Ne var ki insanın beşeri yapısı, okşayıp büyüttüğü egosu, toplumsal figürünün “ben, ben!” tamtamı ve önyargı dediğimiz vazgeçilmez tutkusu da, konumuzun gidişatı arasında yer alıyor…
+++
Genç bir çift yeni bir mahalledeki yeni evlerine taşınmışlardı. Sabah kahvaltı yaparlarken, o sırada pencereden karşı komşularının çamaşır astığını gördüler…
Kadın kocasına, “Bak! Gördün mü, çamaşırları yeterince temiz değil! Bence bu kadın çamaşır yıkamayı bilmiyor! Muhtemelen de doğru dürüst bir deterjan ya da kaliteli sabunu kullanmıyor olmalı!” dedi.

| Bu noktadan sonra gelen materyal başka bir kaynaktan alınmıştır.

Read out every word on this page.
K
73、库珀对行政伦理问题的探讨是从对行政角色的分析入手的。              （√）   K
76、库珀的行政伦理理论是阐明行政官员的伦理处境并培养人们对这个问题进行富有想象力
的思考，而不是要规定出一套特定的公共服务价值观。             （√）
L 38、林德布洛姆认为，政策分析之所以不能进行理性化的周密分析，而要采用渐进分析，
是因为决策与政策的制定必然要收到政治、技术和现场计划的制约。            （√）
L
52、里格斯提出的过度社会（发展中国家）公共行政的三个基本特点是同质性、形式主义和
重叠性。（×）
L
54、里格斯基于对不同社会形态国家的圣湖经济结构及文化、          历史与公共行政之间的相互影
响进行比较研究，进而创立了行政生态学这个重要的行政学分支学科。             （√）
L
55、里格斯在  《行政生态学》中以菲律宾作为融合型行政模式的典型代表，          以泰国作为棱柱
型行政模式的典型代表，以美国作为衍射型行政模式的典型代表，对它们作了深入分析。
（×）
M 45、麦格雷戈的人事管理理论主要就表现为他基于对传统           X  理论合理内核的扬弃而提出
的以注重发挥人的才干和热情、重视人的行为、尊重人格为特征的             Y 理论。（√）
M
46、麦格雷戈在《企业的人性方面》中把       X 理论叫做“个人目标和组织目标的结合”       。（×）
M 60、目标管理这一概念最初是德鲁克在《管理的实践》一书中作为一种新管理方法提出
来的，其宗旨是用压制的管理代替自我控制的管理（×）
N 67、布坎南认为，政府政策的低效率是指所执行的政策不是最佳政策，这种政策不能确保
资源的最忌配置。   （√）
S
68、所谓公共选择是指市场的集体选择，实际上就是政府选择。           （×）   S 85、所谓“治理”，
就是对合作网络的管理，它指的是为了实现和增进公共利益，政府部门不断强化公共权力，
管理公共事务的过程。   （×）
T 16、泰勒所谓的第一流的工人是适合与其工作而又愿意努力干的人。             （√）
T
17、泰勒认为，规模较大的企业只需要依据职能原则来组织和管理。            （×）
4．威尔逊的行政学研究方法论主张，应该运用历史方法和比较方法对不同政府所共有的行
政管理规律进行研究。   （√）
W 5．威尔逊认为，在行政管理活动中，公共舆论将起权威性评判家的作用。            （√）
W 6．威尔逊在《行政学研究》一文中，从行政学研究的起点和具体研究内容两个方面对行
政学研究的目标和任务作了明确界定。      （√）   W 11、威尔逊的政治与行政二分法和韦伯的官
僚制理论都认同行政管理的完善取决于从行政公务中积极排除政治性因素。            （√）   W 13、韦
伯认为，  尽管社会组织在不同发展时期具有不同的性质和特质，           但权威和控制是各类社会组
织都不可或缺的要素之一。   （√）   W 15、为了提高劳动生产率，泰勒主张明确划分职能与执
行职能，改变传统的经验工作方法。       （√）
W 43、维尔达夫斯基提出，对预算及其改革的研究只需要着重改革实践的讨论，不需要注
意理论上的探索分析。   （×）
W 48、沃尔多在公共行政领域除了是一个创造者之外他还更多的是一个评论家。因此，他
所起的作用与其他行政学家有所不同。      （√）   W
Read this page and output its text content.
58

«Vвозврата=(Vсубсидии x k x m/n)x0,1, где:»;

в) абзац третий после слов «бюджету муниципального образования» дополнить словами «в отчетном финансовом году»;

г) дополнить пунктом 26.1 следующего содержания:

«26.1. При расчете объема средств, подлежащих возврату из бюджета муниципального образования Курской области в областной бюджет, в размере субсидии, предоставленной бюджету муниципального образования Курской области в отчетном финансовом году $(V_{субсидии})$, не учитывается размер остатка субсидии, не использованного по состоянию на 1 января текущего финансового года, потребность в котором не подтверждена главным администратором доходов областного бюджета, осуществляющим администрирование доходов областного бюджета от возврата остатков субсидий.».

Kocası ona baktı ve sonra hiçbir şey söylemeden kahvaltısına devam etti.
Ne var ki kadın, komşusunun çamaşır astığını gördüğü her sabah kocasına aynı yorumu, aynı tonda yapmaya devam etti. Bir ay kadar sonra bir sabah, bu kez komşusunun çamaşırlarının tertemiz olduğunu gören kadın çok şaşırdı ve eşine dönerek konuştu:
“Bak! Gördün mü! Komşu hanım sonunda çamaşır yıkamayı öğrenmiş! Merak ediyorum kim öğretti ki acaba?'”
Kadının kocası eşine kısa bir yanıt verdi:
“Ben bu sabah biraz erken kalkıp bizim pencereyi sildim!..”
+++
Aslında başkalarını izlerken tanık olduklarımız, baktığımız kendi penceremizin ne kadar temiz olduğuna bağlı…
Birini kritik etmeden, hırpalamadan, eleştirmeden ve hemen yargılamaya başlamadan önce; zihin durumumuza bakmak ve “temiz ve iyi” olanı görmeye hazır olup olmadığımızı fark etmek elbette işin en doğrusu…
Bir de dediğim dedikçiler, karamsarlar var…
Onlar da her bir şeyi bilirler!
Artık konu her neyse; kendi tartışılmaz görüşleri doğrultusundaki ısrar ve dayatmaları ile sizi şaşkınlığa uğratır, afallatırlar.
Asla vazgeçmezler.
Onlar hep, ama hep bilirler!
Dayattıkları konuda mutlaka bir kulp bulurlar ve asla tuş olmazlar!
İçinizi karartır, daraltır, bunaltır, söylenir dururlar.
Tartışmaya girerseniz eğer; ne yapar ederler, düşündüklerini bir biçimde yine savunur ve nefesinizi keserler!
Çevrenize bir bakın; benzerlerinden çokça görebilirsiniz…
+++
Amerika’da, döneminde İngiliz mühendis ve mucit Robert Fulton’un Clament adındaki ilk buhar gemisi Hudson Nehri’ndeki ilk seferine hazırlanıyordu.
Nehrin iki yakasında, bu tarihi olaya tanık olmak için binlerce insan toplanmıştı. İzleyenlerden biri de, karamsar ve yaşlı bir çiftçiydi.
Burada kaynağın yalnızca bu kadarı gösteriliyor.